LifePoint’s payor mix at the end of Q1 was 38 percent Medicare, 14 percent Medicaid, 46 percent private payor, 0.4 percent self-pay, and 1.7 percent other. LifePoint has an earnings call scheduled for July 27 — if there’s not a separate call to discuss the proposed transaction before, that call should be interesting.

As they say, you can take the reporter off the M&A beat but you can’t take the M&A beat out of the reporter. So when I saw this late Friday, I had the urge to hop on the phone to start drumming up the details about who is advising which party and ask what kind of debt would be issued — all the goods I chased for 5.5 years on the power/utility M&A beat in NYC. Alas.
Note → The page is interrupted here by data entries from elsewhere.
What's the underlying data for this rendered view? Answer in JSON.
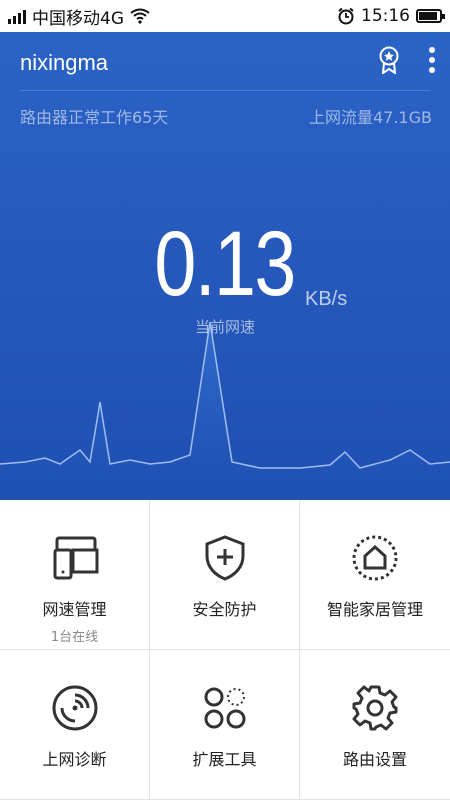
{
  "status_bar": {
    "carrier": "中国移动4G",
    "time": "15:16"
  },
  "header": {
    "title": "nixingma",
    "uptime": "路由器正常工作65天",
    "traffic": "上网流量47.1GB"
  },
  "speed": {
    "value": "0.13",
    "unit": "KB/s",
    "label": "当前网速"
  },
  "menu": [
    {
      "label": "网速管理",
      "sub": "1台在线",
      "icon": "devices-icon"
    },
    {
      "label": "安全防护",
      "sub": "",
      "icon": "shield-plus-icon"
    },
    {
      "label": "智能家居管理",
      "sub": "",
      "icon": "smart-home-icon"
    },
    {
      "label": "上网诊断",
      "sub": "",
      "icon": "diagnosis-icon"
    },
    {
      "label": "扩展工具",
      "sub": "",
      "icon": "tools-icon"
    },
    {
      "label": "路由设置",
      "sub": "",
      "icon": "gear-icon"
    }
  ],
  "colors": {
    "hero_blue": "#2759bc",
    "text_dark": "#222222",
    "text_muted": "#888888"
  }
}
2. Americans paid over $100 billion in credit-card interest in 2017—and they’ll pay even more this year

Maria Lamagna, Marketwatch

The credit card interest and fees that Americans paid in 2017 ($104 billion) were 35 percent higher than five years prior, and the amount is set to grow this year if the Federal Reserve raises rates four times, according to analysis by MagnifyMoney.

Excerpt: “Americans carry a collective $687 billion in credit card debt that is not paid in full each month… that breaks down to an average balance of $6,348 for people with credit cards, according to the credit agency Experian.”


3. Casualties Mount Around the World in Trump’s Trade War


Bookmark this if you want to check in on which company says what about tariff impacts, and when. Bloomberg is updating this page with comments and color codes whether companies will be negatively or positively impacted.


4. Insurance companies say they have enough doctors, but complaints of long wait times form patients persist

Megan Messerly, The Nevada Independent

Across the country insurers are moving to narrower networks, which cuts costs by limiting the roster of physicians a person can see.

In Tennessee, Networks that excluded Saint Thomas Health and Vanderbilt University Medical Center on the federally run exchange in years past spurred outrage from people who would see their doctors go out-of-network. Narrow networks may be features of employer-sponsored plans as well.

This is a great dive into how narrow networks can create “two realities” writes Messerly, excerpt“On one hand, insurance companies insist that they have enough physicians to meet state and federal standards, where those standards exist; on the other, lawmakers say their constituents complain of sometimes months-long wait times to get in to see a doctor.”